1 La disciplina dell’abilitazione al rilascio del visto di conformità delle dichiarazioni va rinvenuta nell’art. 35, c. 3, del D.Lgs. 9 luglio 1997, n. 241, il quale stabilisce espressamente che soggetti abilitati al rilascio, su richiesta dei contribuenti, del visto di conformità delle dichiarazioni da loro predisposte sono soltanto i soggetti indicati alle lettere a b del comma 3 dell’articolo 3 del D.P.R. 22 luglio 1998 n. 322 e, quindi, in base alla norma richiamata, soltanto gli iscritti negli albi dei dottori commercialisti, dei ragionieri e dei periti commerciali e dei consulenti del lavoro (lettera a) nonché i soggetti iscritti alla data del 30 settembre 1993 nei ruoli di periti ed esperti tenuti dalle camere di commercio, industria, artigianato e agricoltura per la sub categoria tributi, in possesso di diploma di laurea in giurisprudenza o in economia e commercio o equipollenti o diploma di ragioneria (lettera b). I professionisti che abitualmente esercitano attività di consulenza fiscale (cosiddetti tributaristi), quindi, indipendentemente dalla rilevanza specificamente attribuita al visto di conformità delle dichiarazioni dall’art. 10, c. 7, del D.L. 1 luglio 2009, n. 78 ai fini della fruizione delle compensazioni dei crediti Iva, in base alle disposizioni generali non sono legittimati al rilascio del visto (TAR del Lazio 19-11-2010 n. 33676). L’appellato ha rilasciato dei visti di conformità senza alcun controllo della documentazione indicata e necessariamente esibita dai contribuenti per fruire degli oneri e/o detrazioni di imposte, quali ad esempio interessi per mutui ipotecari per costruzione prima abitazione, per spese sanitarie, per contributi integrativi previdenziali, per spese di ristrutturazione, spese di istruzione. Né l’appellato ha giustificato le ragioni di tali discordanze che hanno poi determinato a carico dei contribuenti l’attivazione dell’Ufficio per il recupero degli oneri deducibili e/o imposte dovute. In definitiva, si ribadisce, non si addebita al CAAF la responsabilità della correttezza dei dati derivanti dalle dichiarazioni fiscali , come erroneamente ritenuto dal giudice a quo (controllo spettante ex post all’Ufficio in sede di controllo automatizzato ex art 36bis del DPTR 660/73 ndr art 36bis del DPR 600/73 e/o art. 54 DPR 533/73), ma l’aver rilasciato il visto di conformità infedele, in assenza di corrispondenza tra il dichiarato e la documentazione fornita dal contribuente (CTR di Roma 08-01-2016 n. 2).

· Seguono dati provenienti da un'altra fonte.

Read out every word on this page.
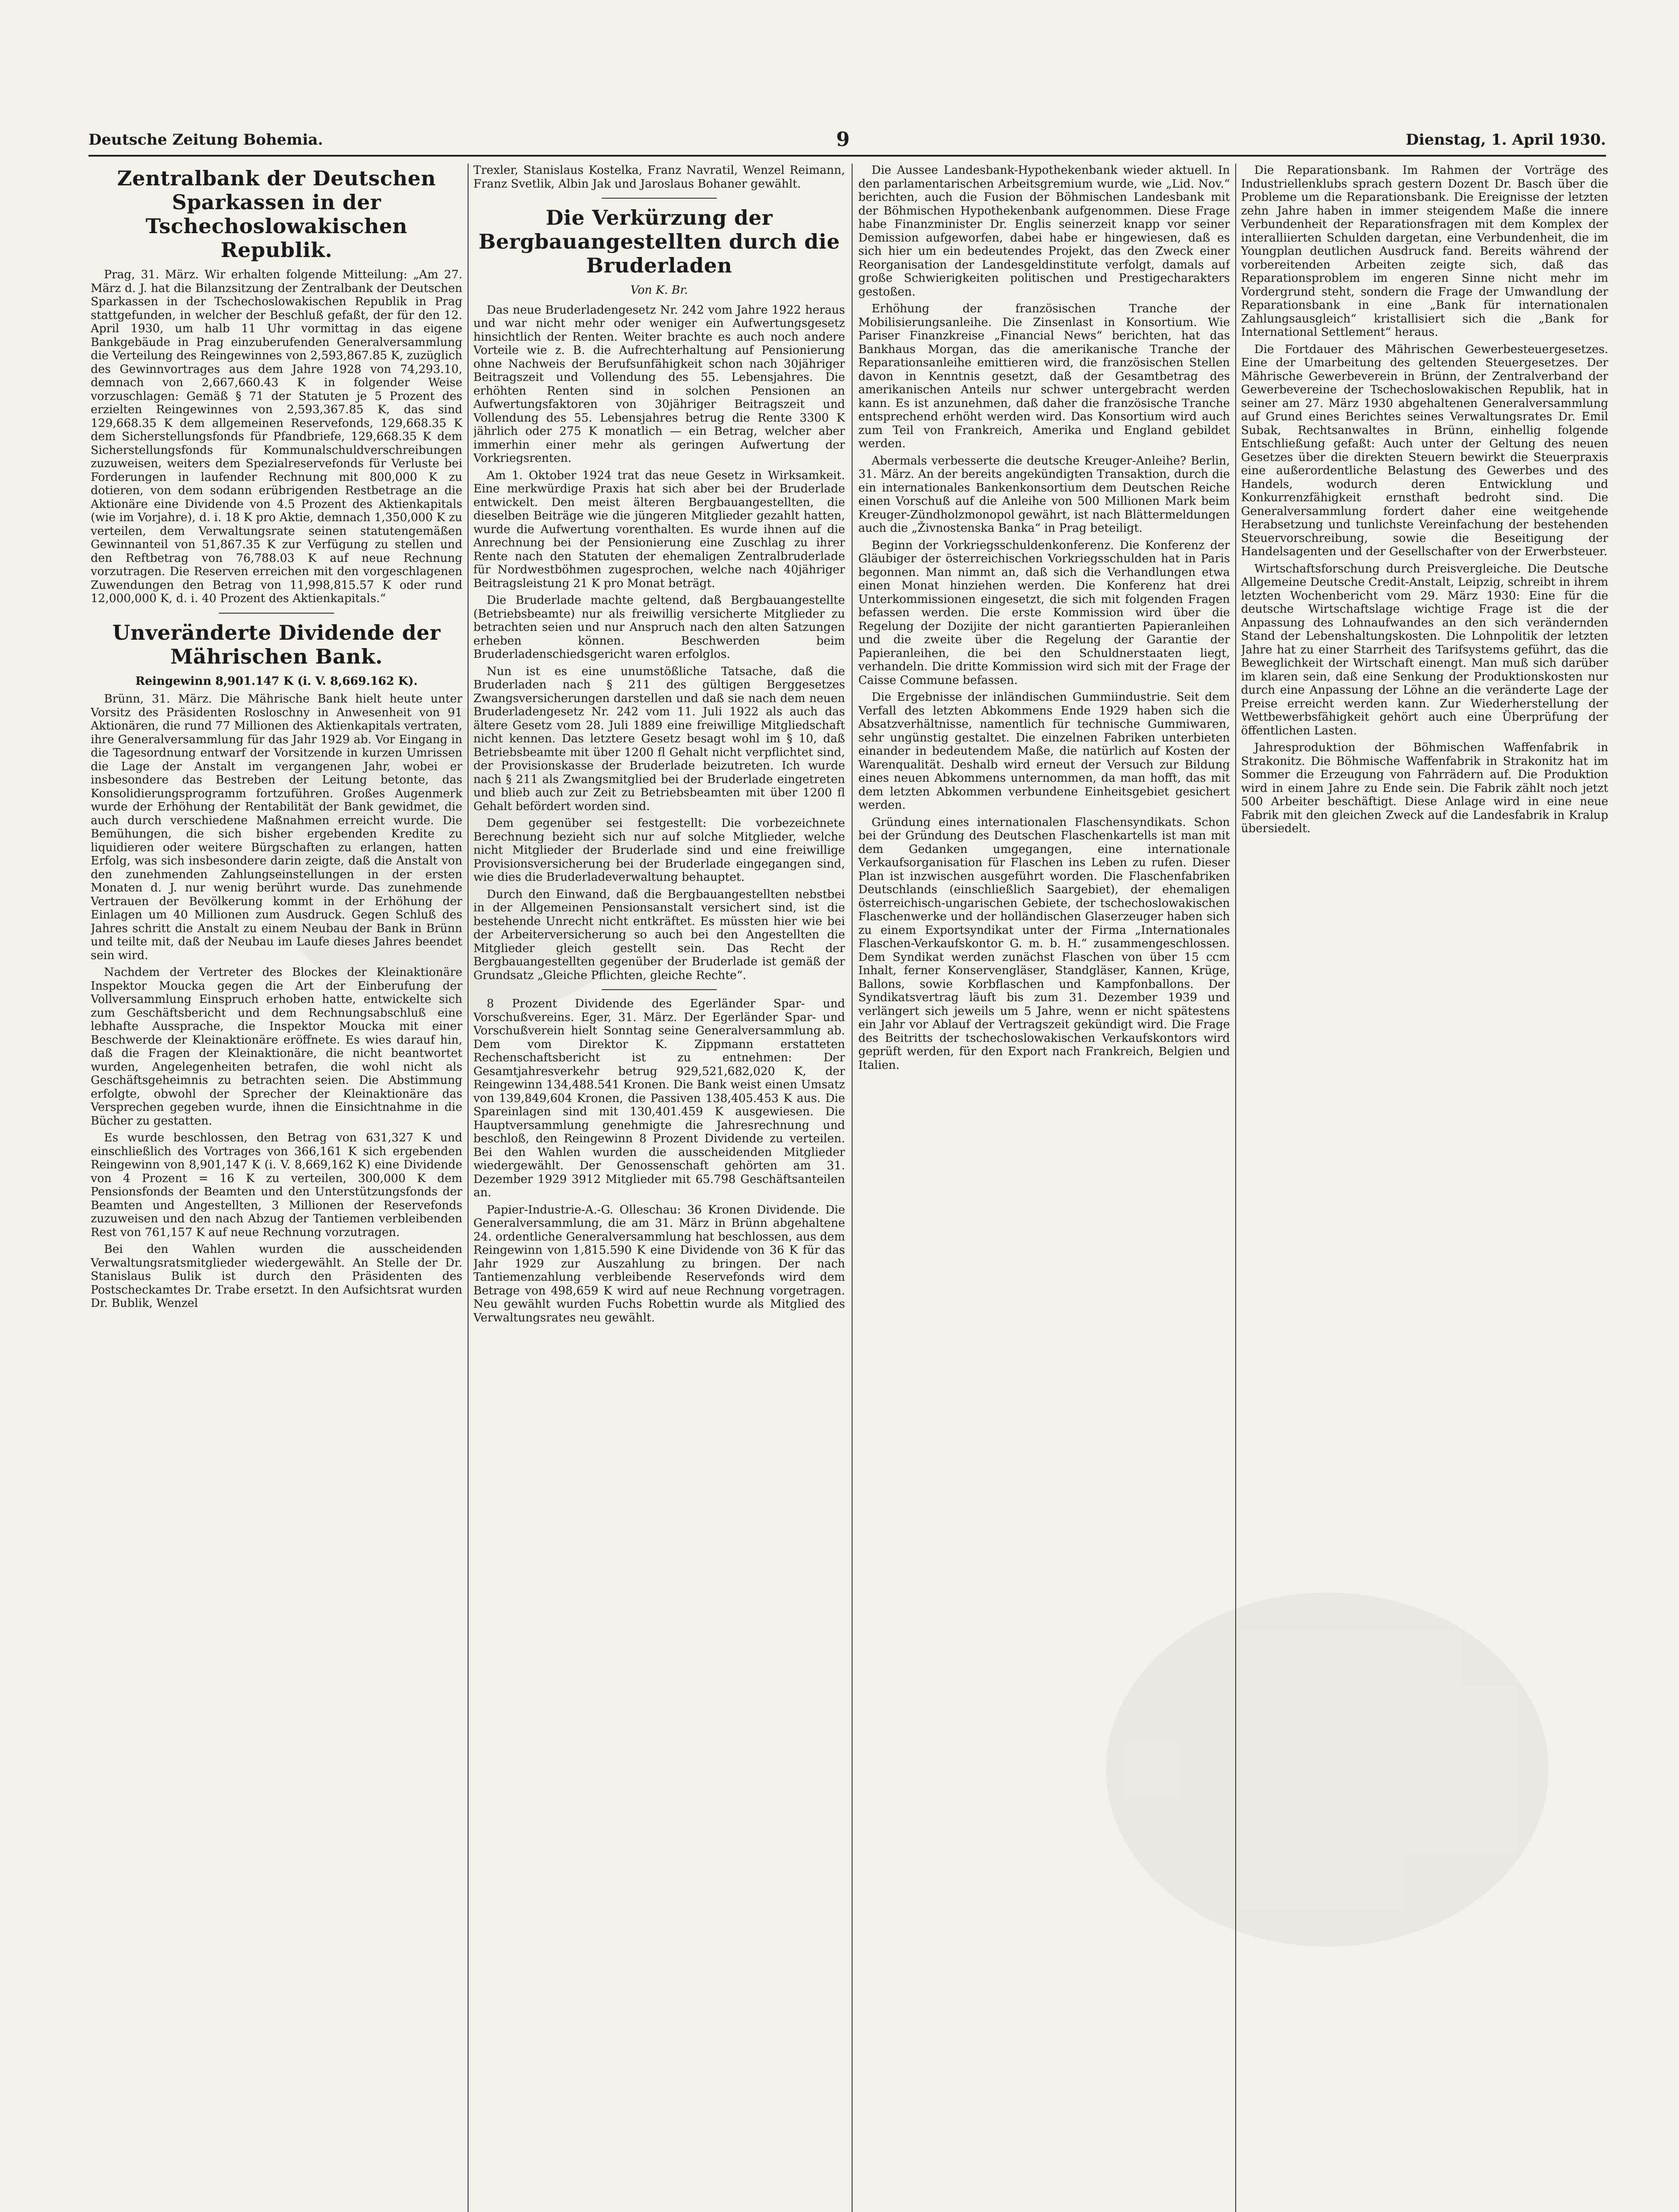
Deutsche Zeitung Bohemia.	9	Dienstag, 1. April 1930.
Zentralbank der Deutschen Sparkassen in der Tschechoslowakischen Republik.

Prag, 31. März. Wir erhalten folgende Mitteilung: „Am 27. März d. J. hat die Bilanzsitzung der Zentralbank der Deutschen Sparkassen in der Tschechoslowakischen Republik in Prag stattgefunden, in welcher der Beschluß gefaßt, der für den 12. April 1930, um halb 11 Uhr vormittag in das eigene Bankgebäude in Prag einzuberufenden Generalversammlung die Verteilung des Reingewinnes von 2,593,867.85 K, zuzüglich des Gewinnvortrages aus dem Jahre 1928 von 74,293.10, demnach von 2,667,660.43 K in folgender Weise vorzuschlagen: Gemäß § 71 der Statuten je 5 Prozent des erzielten Reingewinnes von 2,593,367.85 K, das sind 129,668.35 K dem allgemeinen Reservefonds, 129,668.35 K dem Sicherstellungsfonds für Pfandbriefe, 129,668.35 K dem Sicherstellungsfonds für Kommunalschuldverschreibungen zuzuweisen, weiters dem Spezialreservefonds für Verluste bei Forderungen in laufender Rechnung mit 800,000 K zu dotieren, von dem sodann erübrigenden Restbetrage an die Aktionäre eine Dividende von 4.5 Prozent des Aktienkapitals (wie im Vorjahre), d. i. 18 K pro Aktie, demnach 1,350,000 K zu verteilen, dem Verwaltungsrate seinen statutengemäßen Gewinnanteil von 51,867.35 K zur Verfügung zu stellen und den Reftbetrag von 76,788.03 K auf neue Rechnung vorzutragen. Die Reserven erreichen mit den vorgeschlagenen Zuwendungen den Betrag von 11,998,815.57 K oder rund 12,000,000 K, d. i. 40 Prozent des Aktienkapitals.“

Unveränderte Dividende der Mährischen Bank.
Reingewinn 8,901.147 K (i. V. 8,669.162 K).

Brünn, 31. März. Die Mährische Bank hielt heute unter Vorsitz des Präsidenten Rosloschny in Anwesenheit von 91 Aktionären, die rund 77 Millionen des Aktienkapitals vertraten, ihre Generalversammlung für das Jahr 1929 ab. Vor Eingang in die Tagesordnung entwarf der Vorsitzende in kurzen Umrissen die Lage der Anstalt im vergangenen Jahr, wobei er insbesondere das Bestreben der Leitung betonte, das Konsolidierungsprogramm fortzuführen. Großes Augenmerk wurde der Erhöhung der Rentabilität der Bank gewidmet, die auch durch verschiedene Maßnahmen erreicht wurde. Die Bemühungen, die sich bisher ergebenden Kredite zu liquidieren oder weitere Bürgschaften zu erlangen, hatten Erfolg, was sich insbesondere darin zeigte, daß die Anstalt von den zunehmenden Zahlungseinstellungen in der ersten Monaten d. J. nur wenig berührt wurde. Das zunehmende Vertrauen der Bevölkerung kommt in der Erhöhung der Einlagen um 40 Millionen zum Ausdruck. Gegen Schluß des Jahres schritt die Anstalt zu einem Neubau der Bank in Brünn und teilte mit, daß der Neubau im Laufe dieses Jahres beendet sein wird.

Nachdem der Vertreter des Blockes der Kleinaktionäre Inspektor Moucka gegen die Art der Einberufung der Vollversammlung Einspruch erhoben hatte, entwickelte sich zum Geschäftsbericht und dem Rechnungsabschluß eine lebhafte Aussprache, die Inspektor Moucka mit einer Beschwerde der Kleinaktionäre eröffnete. Es wies darauf hin, daß die Fragen der Kleinaktionäre, die nicht beantwortet wurden, Angelegenheiten betrafen, die wohl nicht als Geschäftsgeheimnis zu betrachten seien. Die Abstimmung erfolgte, obwohl der Sprecher der Kleinaktionäre das Versprechen gegeben wurde, ihnen die Einsichtnahme in die Bücher zu gestatten.

Es wurde beschlossen, den Betrag von 631,327 K und einschließlich des Vortrages von 366,161 K sich ergebenden Reingewinn von 8,901,147 K (i. V. 8,669,162 K) eine Dividende von 4 Prozent = 16 K zu verteilen, 300,000 K dem Pensionsfonds der Beamten und den Unterstützungsfonds der Beamten und Angestellten, 3 Millionen der Reservefonds zuzuweisen und den nach Abzug der Tantiemen verbleibenden Rest von 761,157 K auf neue Rechnung vorzutragen.

Bei den Wahlen wurden die ausscheidenden Verwaltungsratsmitglieder wiedergewählt. An Stelle der Dr. Stanislaus Bulik ist durch den Präsidenten des Postscheckamtes Dr. Trabe ersetzt. In den Aufsichtsrat wurden Dr. Bublik, Wenzel

Trexler, Stanislaus Kostelka, Franz Navratil, Wenzel Reimann, Franz Svetlik, Albin Jak und Jaroslaus Bohaner gewählt.

Die Verkürzung der Bergbauangestellten durch die Bruderladen
Von K. Br.

Das neue Bruderladengesetz Nr. 242 vom Jahre 1922 heraus und war nicht mehr oder weniger ein Aufwertungsgesetz hinsichtlich der Renten. Weiter brachte es auch noch andere Vorteile wie z. B. die Aufrechterhaltung auf Pensionierung ohne Nachweis der Berufsunfähigkeit schon nach 30jähriger Beitragszeit und Vollendung des 55. Lebensjahres. Die erhöhten Renten sind in solchen Pensionen an Aufwertungsfaktoren von 30jähriger Beitragszeit und Vollendung des 55. Lebensjahres betrug die Rente 3300 K jährlich oder 275 K monatlich — ein Betrag, welcher aber immerhin einer mehr als geringen Aufwertung der Vorkriegsrenten.

Am 1. Oktober 1924 trat das neue Gesetz in Wirksamkeit. Eine merkwürdige Praxis hat sich aber bei der Bruderlade entwickelt. Den meist älteren Bergbauangestellten, die dieselben Beiträge wie die jüngeren Mitglieder gezahlt hatten, wurde die Aufwertung vorenthalten. Es wurde ihnen auf die Anrechnung bei der Pensionierung eine Zuschlag zu ihrer Rente nach den Statuten der ehemaligen Zentralbruderlade für Nordwestböhmen zugesprochen, welche nach 40jähriger Beitragsleistung 21 K pro Monat beträgt.

Die Bruderlade machte geltend, daß Bergbauangestellte (Betriebsbeamte) nur als freiwillig versicherte Mitglieder zu betrachten seien und nur Anspruch nach den alten Satzungen erheben können. Beschwerden beim Bruderladenschiedsgericht waren erfolglos.

Nun ist es eine unumstößliche Tatsache, daß die Bruderladen nach § 211 des gültigen Berggesetzes Zwangsversicherungen darstellen und daß sie nach dem neuen Bruderladengesetz Nr. 242 vom 11. Juli 1922 als auch das ältere Gesetz vom 28. Juli 1889 eine freiwillige Mitgliedschaft nicht kennen. Das letztere Gesetz besagt wohl im § 10, daß Betriebsbeamte mit über 1200 fl Gehalt nicht verpflichtet sind, der Provisionskasse der Bruderlade beizutreten. Ich wurde nach § 211 als Zwangsmitglied bei der Bruderlade eingetreten und blieb auch zur Zeit zu Betriebsbeamten mit über 1200 fl Gehalt befördert worden sind.

Dem gegenüber sei festgestellt: Die vorbezeichnete Berechnung bezieht sich nur auf solche Mitglieder, welche nicht Mitglieder der Bruderlade sind und eine freiwillige Provisionsversicherung bei der Bruderlade eingegangen sind, wie dies die Bruderladeverwaltung behauptet.

Durch den Einwand, daß die Bergbauangestellten nebstbei in der Allgemeinen Pensionsanstalt versichert sind, ist die bestehende Unrecht nicht entkräftet. Es müssten hier wie bei der Arbeiterversicherung so auch bei den Angestellten die Mitglieder gleich gestellt sein. Das Recht der Bergbauangestellten gegenüber der Bruderlade ist gemäß der Grundsatz „Gleiche Pflichten, gleiche Rechte“.

8 Prozent Dividende des Egerländer Spar- und Vorschußvereins. Eger, 31. März. Der Egerländer Spar- und Vorschußverein hielt Sonntag seine Generalversammlung ab. Dem vom Direktor K. Zippmann erstatteten Rechenschaftsbericht ist zu entnehmen: Der Gesamtjahresverkehr betrug 929,521,682,020 K, der Reingewinn 134,488.541 Kronen. Die Bank weist einen Umsatz von 139,849,604 Kronen, die Passiven 138,405.453 K aus. Die Spareinlagen sind mit 130,401.459 K ausgewiesen. Die Hauptversammlung genehmigte die Jahresrechnung und beschloß, den Reingewinn 8 Prozent Dividende zu verteilen. Bei den Wahlen wurden die ausscheidenden Mitglieder wiedergewählt. Der Genossenschaft gehörten am 31. Dezember 1929 3912 Mitglieder mit 65.798 Geschäftsanteilen an.

Papier-Industrie-A.-G. Olleschau: 36 Kronen Dividende. Die Generalversammlung, die am 31. März in Brünn abgehaltene 24. ordentliche Generalversammlung hat beschlossen, aus dem Reingewinn von 1,815.590 K eine Dividende von 36 K für das Jahr 1929 zur Auszahlung zu bringen. Der nach Tantiemenzahlung verbleibende Reservefonds wird dem Betrage von 498,659 K wird auf neue Rechnung vorgetragen. Neu gewählt wurden Fuchs Robettin wurde als Mitglied des Verwaltungsrates neu gewählt.

Die Aussee Landesbank-Hypothekenbank wieder aktuell. In den parlamentarischen Arbeitsgremium wurde, wie „Lid. Nov.“ berichten, auch die Fusion der Böhmischen Landesbank mit der Böhmischen Hypothekenbank aufgenommen. Diese Frage habe Finanzminister Dr. Englis seinerzeit knapp vor seiner Demission aufgeworfen, dabei habe er hingewiesen, daß es sich hier um ein bedeutendes Projekt, das den Zweck einer Reorganisation der Landesgeldinstitute verfolgt, damals auf große Schwierigkeiten politischen und Prestigecharakters gestoßen.

Erhöhung der französischen Tranche der Mobilisierungsanleihe. Die Zinsenlast in Konsortium. Wie Pariser Finanzkreise „Financial News“ berichten, hat das Bankhaus Morgan, das die amerikanische Tranche der Reparationsanleihe emittieren wird, die französischen Stellen davon in Kenntnis gesetzt, daß der Gesamtbetrag des amerikanischen Anteils nur schwer untergebracht werden kann. Es ist anzunehmen, daß daher die französische Tranche entsprechend erhöht werden wird. Das Konsortium wird auch zum Teil von Frankreich, Amerika und England gebildet werden.

Abermals verbesserte die deutsche Kreuger-Anleihe? Berlin, 31. März. An der bereits angekündigten Transaktion, durch die ein internationales Bankenkonsortium dem Deutschen Reiche einen Vorschuß auf die Anleihe von 500 Millionen Mark beim Kreuger-Zündholzmonopol gewährt, ist nach Blättermeldungen auch die „Živnostenska Banka“ in Prag beteiligt.

Beginn der Vorkriegsschuldenkonferenz. Die Konferenz der Gläubiger der österreichischen Vorkriegsschulden hat in Paris begonnen. Man nimmt an, daß sich die Verhandlungen etwa einen Monat hinziehen werden. Die Konferenz hat drei Unterkommissionen eingesetzt, die sich mit folgenden Fragen befassen werden. Die erste Kommission wird über die Regelung der Dozijite der nicht garantierten Papieranleihen und die zweite über die Regelung der Garantie der Papieranleihen, die bei den Schuldnerstaaten liegt, verhandeln. Die dritte Kommission wird sich mit der Frage der Caisse Commune befassen.

Die Ergebnisse der inländischen Gummiindustrie. Seit dem Verfall des letzten Abkommens Ende 1929 haben sich die Absatzverhältnisse, namentlich für technische Gummiwaren, sehr ungünstig gestaltet. Die einzelnen Fabriken unterbieten einander in bedeutendem Maße, die natürlich auf Kosten der Warenqualität. Deshalb wird erneut der Versuch zur Bildung eines neuen Abkommens unternommen, da man hofft, das mit dem letzten Abkommen verbundene Einheitsgebiet gesichert werden.

Gründung eines internationalen Flaschensyndikats. Schon bei der Gründung des Deutschen Flaschenkartells ist man mit dem Gedanken umgegangen, eine internationale Verkaufsorganisation für Flaschen ins Leben zu rufen. Dieser Plan ist inzwischen ausgeführt worden. Die Flaschenfabriken Deutschlands (einschließlich Saargebiet), der ehemaligen österreichisch-ungarischen Gebiete, der tschechoslowakischen Flaschenwerke und der holländischen Glaserzeuger haben sich zu einem Exportsyndikat unter der Firma „Internationales Flaschen-Verkaufskontor G. m. b. H.“ zusammengeschlossen. Dem Syndikat werden zunächst Flaschen von über 15 ccm Inhalt, ferner Konservengläser, Standgläser, Kannen, Krüge, Ballons, sowie Korbflaschen und Kampfonballons. Der Syndikatsvertrag läuft bis zum 31. Dezember 1939 und verlängert sich jeweils um 5 Jahre, wenn er nicht spätestens ein Jahr vor Ablauf der Vertragszeit gekündigt wird. Die Frage des Beitritts der tschechoslowakischen Verkaufskontors wird geprüft werden, für den Export nach Frankreich, Belgien und Italien.

Die Reparationsbank. Im Rahmen der Vorträge des Industriellenklubs sprach gestern Dozent Dr. Basch über die Probleme um die Reparationsbank. Die Ereignisse der letzten zehn Jahre haben in immer steigendem Maße die innere Verbundenheit der Reparationsfragen mit dem Komplex der interalliierten Schulden dargetan, eine Verbundenheit, die im Youngplan deutlichen Ausdruck fand. Bereits während der vorbereitenden Arbeiten zeigte sich, daß das Reparationsproblem im engeren Sinne nicht mehr im Vordergrund steht, sondern die Frage der Umwandlung der Reparationsbank in eine „Bank für internationalen Zahlungsausgleich“ kristallisiert sich die „Bank for International Settlement“ heraus.

Die Fortdauer des Mährischen Gewerbesteuergesetzes. Eine der Umarbeitung des geltenden Steuergesetzes. Der Mährische Gewerbeverein in Brünn, der Zentralverband der Gewerbevereine der Tschechoslowakischen Republik, hat in seiner am 27. März 1930 abgehaltenen Generalversammlung auf Grund eines Berichtes seines Verwaltungsrates Dr. Emil Subak, Rechtsanwaltes in Brünn, einhellig folgende Entschließung gefaßt: Auch unter der Geltung des neuen Gesetzes über die direkten Steuern bewirkt die Steuerpraxis eine außerordentliche Belastung des Gewerbes und des Handels, wodurch deren Entwicklung und Konkurrenzfähigkeit ernsthaft bedroht sind. Die Generalversammlung fordert daher eine weitgehende Herabsetzung und tunlichste Vereinfachung der bestehenden Steuervorschreibung, sowie die Beseitigung der Handelsagenten und der Gesellschafter von der Erwerbsteuer.

Wirtschaftsforschung durch Preisvergleiche. Die Deutsche Allgemeine Deutsche Credit-Anstalt, Leipzig, schreibt in ihrem letzten Wochenbericht vom 29. März 1930: Eine für die deutsche Wirtschaftslage wichtige Frage ist die der Anpassung des Lohnaufwandes an den sich verändernden Stand der Lebenshaltungskosten. Die Lohnpolitik der letzten Jahre hat zu einer Starrheit des Tarifsystems geführt, das die Beweglichkeit der Wirtschaft einengt. Man muß sich darüber im klaren sein, daß eine Senkung der Produktionskosten nur durch eine Anpassung der Löhne an die veränderte Lage der Preise erreicht werden kann. Zur Wiederherstellung der Wettbewerbsfähigkeit gehört auch eine Überprüfung der öffentlichen Lasten.

Jahresproduktion der Böhmischen Waffenfabrik in Strakonitz. Die Böhmische Waffenfabrik in Strakonitz hat im Sommer die Erzeugung von Fahrrädern auf. Die Produktion wird in einem Jahre zu Ende sein. Die Fabrik zählt noch jetzt 500 Arbeiter beschäftigt. Diese Anlage wird in eine neue Fabrik mit den gleichen Zweck auf die Landesfabrik in Kralup übersiedelt.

2 Si pensi alla pregiudizialità logica esistente tra il giudizio in cui si chiede l’accertamento del diritto ad usufruire di un regime agevolativo e il giudizio in cui oltre al riconoscimento di tale agevolazione sia domandata la restituzione di quanto versato in modo indebito.

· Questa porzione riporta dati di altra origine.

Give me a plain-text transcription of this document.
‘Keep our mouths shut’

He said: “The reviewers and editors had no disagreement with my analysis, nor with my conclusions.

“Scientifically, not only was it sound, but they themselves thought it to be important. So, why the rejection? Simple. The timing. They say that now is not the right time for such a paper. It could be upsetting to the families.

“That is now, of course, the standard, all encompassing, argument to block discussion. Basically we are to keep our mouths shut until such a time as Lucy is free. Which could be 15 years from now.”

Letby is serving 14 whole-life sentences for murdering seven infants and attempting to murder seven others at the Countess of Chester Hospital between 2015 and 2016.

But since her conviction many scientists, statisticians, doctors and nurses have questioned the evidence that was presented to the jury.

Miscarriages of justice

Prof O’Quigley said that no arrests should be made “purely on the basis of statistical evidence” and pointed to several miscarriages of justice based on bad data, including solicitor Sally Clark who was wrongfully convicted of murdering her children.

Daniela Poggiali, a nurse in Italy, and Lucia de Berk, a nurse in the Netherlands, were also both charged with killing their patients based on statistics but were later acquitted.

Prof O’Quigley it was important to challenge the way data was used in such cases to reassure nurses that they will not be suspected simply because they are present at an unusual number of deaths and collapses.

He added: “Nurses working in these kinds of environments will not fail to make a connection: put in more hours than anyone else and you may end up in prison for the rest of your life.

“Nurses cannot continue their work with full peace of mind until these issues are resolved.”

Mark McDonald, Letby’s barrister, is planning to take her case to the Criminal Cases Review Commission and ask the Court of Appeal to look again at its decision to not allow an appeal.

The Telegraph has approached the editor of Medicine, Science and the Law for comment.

3 Tra la controversia che oppone il contribuente all’Agenzia del Territorio in ordine alla impugnazione della rendita catastale attribuita ad un immobile, e la controversia che oppone lo stesso contribuente al comune avente ad oggetto l’impugnazione della liquidazione dell’Ici gravante sull’immobile cui sia stata attribuita la rendita contestata, sussiste un rapporto di pregiudizialità che impone la sospensione del secondo giudizio, ai sensi dell’art. 295 c.p.c., fino alla definizione del primo con autorità di giudicato, in quanto la decisione sulla determinazione della rendita si riflette necessariamente, condizionandola, sulla decisione sulla liquidazione dell’imposta (Cass., sez. trib., 11 dicembre 2006, n. 26380).